Published by Cari Zancanelli under , , , on 12:45 PM
We've got some work to do...


Among the first problems I encountered with Bella, my adopted mustang, was that she wouldn't leave her pen.  She was difficult to bridle, and she had only been ridden a few times. In fact, it was difficult to groom her because she wasn't relaxed and flinched every time I touched her.  I had never experienced a horse that was hard to groom or was afraid of me. As a student at Colorado State University, I had a class taught by Temple Grandin.  She spoke about how animals don't like to go into dark spaces, and I realized that this was why Bella wouldn't leave her pen.  It would require her to walk into a dark barn (the gate to her pen was inside the barn).  Once the door to the barn was opened, she would come out of her pen. However, there were many other things that she needed to learn.
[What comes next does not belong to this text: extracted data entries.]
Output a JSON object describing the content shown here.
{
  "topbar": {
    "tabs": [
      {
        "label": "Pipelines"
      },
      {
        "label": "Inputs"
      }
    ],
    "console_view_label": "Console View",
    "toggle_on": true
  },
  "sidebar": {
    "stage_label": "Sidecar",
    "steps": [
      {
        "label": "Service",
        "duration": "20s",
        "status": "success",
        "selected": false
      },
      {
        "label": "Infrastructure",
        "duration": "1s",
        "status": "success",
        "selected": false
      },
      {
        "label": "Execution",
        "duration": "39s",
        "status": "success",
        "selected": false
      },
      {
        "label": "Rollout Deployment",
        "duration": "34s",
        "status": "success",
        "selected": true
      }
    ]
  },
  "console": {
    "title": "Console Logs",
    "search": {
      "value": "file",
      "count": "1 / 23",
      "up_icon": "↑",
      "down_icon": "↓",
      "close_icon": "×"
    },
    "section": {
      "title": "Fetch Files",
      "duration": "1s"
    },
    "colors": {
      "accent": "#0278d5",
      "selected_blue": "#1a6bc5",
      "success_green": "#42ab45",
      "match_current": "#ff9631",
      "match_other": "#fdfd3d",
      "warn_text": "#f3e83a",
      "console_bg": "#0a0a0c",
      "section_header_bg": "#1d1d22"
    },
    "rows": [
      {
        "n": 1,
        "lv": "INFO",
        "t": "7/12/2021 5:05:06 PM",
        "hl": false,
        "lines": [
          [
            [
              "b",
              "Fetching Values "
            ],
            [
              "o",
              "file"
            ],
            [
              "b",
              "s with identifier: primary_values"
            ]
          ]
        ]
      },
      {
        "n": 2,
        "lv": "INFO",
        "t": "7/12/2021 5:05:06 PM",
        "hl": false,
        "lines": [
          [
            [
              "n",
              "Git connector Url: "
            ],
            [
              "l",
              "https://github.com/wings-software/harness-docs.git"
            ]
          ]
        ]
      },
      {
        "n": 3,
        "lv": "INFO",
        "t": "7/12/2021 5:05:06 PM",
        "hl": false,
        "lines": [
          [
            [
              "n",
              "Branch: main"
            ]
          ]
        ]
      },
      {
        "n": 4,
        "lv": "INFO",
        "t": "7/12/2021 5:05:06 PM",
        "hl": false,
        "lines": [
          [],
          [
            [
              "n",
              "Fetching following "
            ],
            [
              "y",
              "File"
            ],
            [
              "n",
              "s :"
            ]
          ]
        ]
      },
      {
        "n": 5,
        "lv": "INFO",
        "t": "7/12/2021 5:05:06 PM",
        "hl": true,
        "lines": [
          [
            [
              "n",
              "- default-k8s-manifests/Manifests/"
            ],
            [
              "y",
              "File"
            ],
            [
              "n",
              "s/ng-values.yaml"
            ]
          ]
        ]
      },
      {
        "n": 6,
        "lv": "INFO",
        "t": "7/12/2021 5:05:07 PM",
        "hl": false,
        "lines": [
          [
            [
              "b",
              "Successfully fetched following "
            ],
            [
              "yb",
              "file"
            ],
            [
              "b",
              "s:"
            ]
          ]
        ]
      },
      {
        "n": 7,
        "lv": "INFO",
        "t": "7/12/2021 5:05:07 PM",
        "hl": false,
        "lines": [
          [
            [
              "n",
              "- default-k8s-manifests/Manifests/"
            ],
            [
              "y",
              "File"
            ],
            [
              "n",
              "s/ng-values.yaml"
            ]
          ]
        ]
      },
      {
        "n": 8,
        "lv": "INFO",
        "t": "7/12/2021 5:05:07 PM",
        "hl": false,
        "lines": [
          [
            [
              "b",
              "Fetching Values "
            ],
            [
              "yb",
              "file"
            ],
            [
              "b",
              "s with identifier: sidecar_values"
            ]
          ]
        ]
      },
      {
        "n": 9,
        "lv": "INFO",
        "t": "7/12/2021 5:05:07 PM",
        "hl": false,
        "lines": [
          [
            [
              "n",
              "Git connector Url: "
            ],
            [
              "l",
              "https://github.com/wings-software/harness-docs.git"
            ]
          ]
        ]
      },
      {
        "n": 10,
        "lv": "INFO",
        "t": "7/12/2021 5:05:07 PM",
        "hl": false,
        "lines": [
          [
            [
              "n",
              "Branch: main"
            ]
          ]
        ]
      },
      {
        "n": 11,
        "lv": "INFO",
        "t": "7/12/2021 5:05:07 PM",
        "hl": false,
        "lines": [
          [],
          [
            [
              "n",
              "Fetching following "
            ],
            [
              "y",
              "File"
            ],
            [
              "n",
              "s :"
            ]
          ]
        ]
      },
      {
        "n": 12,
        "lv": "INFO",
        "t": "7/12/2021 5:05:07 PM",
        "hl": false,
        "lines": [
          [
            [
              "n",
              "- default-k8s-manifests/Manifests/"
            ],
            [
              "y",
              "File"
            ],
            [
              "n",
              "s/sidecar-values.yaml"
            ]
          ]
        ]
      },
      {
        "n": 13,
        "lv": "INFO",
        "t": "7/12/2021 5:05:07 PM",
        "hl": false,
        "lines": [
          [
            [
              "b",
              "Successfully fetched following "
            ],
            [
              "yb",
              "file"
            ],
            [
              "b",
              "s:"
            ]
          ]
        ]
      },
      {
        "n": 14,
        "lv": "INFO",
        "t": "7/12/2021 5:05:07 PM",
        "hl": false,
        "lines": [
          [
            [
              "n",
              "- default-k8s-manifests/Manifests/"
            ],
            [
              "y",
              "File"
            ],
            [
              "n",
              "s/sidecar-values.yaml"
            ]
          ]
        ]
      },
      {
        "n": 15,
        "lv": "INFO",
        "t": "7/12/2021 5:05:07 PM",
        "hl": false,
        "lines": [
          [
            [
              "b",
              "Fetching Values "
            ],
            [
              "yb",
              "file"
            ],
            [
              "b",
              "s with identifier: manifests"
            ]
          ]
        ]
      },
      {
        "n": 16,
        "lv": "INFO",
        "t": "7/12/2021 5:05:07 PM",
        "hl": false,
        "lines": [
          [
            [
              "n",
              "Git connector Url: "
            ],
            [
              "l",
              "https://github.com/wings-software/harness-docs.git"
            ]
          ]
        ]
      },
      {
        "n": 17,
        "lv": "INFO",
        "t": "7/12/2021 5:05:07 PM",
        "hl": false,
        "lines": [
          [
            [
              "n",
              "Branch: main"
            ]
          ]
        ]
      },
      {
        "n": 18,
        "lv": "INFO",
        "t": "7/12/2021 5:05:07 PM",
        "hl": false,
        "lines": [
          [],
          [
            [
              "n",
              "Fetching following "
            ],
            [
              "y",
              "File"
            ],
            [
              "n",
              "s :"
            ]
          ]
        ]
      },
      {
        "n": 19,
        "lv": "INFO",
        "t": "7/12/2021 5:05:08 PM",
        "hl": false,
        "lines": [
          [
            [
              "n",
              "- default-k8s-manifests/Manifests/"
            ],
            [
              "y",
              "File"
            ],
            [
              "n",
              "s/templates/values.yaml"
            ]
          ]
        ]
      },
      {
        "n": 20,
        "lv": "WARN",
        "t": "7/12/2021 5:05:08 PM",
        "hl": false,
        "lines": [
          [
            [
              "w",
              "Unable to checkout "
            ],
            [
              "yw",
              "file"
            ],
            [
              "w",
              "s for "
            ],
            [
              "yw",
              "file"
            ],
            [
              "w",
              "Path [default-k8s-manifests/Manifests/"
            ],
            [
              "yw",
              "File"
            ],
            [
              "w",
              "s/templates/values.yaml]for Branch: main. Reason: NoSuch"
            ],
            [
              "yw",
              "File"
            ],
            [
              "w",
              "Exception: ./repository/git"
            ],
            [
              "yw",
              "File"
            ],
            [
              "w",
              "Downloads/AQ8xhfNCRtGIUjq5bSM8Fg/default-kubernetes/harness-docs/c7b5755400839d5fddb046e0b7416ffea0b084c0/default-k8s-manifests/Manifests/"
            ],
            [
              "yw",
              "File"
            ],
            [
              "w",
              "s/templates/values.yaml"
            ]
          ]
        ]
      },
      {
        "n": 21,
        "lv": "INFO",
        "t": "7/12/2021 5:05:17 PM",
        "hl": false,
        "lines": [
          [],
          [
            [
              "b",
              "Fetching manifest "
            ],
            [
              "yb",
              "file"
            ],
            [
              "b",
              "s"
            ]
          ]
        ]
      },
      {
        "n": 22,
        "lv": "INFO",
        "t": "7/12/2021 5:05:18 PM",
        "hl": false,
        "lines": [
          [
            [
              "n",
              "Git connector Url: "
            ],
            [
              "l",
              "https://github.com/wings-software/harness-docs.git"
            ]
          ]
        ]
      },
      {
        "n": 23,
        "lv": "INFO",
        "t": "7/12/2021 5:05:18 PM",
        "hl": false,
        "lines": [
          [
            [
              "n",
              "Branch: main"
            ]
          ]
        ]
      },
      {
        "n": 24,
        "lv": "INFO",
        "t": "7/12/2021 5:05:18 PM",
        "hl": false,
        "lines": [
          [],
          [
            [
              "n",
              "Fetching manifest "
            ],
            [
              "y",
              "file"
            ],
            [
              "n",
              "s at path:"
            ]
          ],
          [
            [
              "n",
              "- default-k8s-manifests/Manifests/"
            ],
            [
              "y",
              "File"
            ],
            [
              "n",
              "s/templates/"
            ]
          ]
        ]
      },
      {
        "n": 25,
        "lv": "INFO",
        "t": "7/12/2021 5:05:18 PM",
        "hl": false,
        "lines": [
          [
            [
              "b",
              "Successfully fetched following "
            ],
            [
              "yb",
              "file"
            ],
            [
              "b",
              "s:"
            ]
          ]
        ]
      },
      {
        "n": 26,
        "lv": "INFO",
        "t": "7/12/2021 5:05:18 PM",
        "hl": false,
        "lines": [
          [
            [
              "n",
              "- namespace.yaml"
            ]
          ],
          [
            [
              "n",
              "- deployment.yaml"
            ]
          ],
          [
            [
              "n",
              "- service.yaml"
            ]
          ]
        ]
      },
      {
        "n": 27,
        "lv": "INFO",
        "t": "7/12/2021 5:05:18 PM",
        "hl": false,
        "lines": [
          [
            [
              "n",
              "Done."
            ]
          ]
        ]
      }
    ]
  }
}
My first lesson was that I trusted myself to know when things made her uncomfortable.  To be honest, I jumped in and did what I knew - moved slowly around her, kept working at something until she relaxed and didn't judge her or myself.  The funny thing is, that patience is now gone from me!  In my quest to become a "horse trainer" I lost that natural connection for a time.  In remembering that experience I realized that something had been lost that was so valuable.

Which is not to say that there weren't things that I learned from conventional horse training and I really did need to learn them.  But the unselfconsciousness is now gone.  In it's place are comparisons to the likes of Clinton Anderson, Lynn Palm, etc. etc.  Did I do it right?  If Clinton did it, would it look like this?  It's easy to get trapped into self-judgement and it's something more of us should avoid to some extent.  More on that later...

I spent the next few months getting Bella to the point where I could ride her, going  very slowly.   She learned to lunge and to stand absolutely still for tacking up.  She let me groom her all over, and she was finally relaxed.  At this point the trainer I had lined up for lessons took over and we began to have riding lessons on Bella.  They went very well for the most part.  Bella learned quickly and I began to relax while riding her.  At this point I had neglected to do much "groundwork".  My goal was to ride, and that's what we did.  This proved a costly mistake later.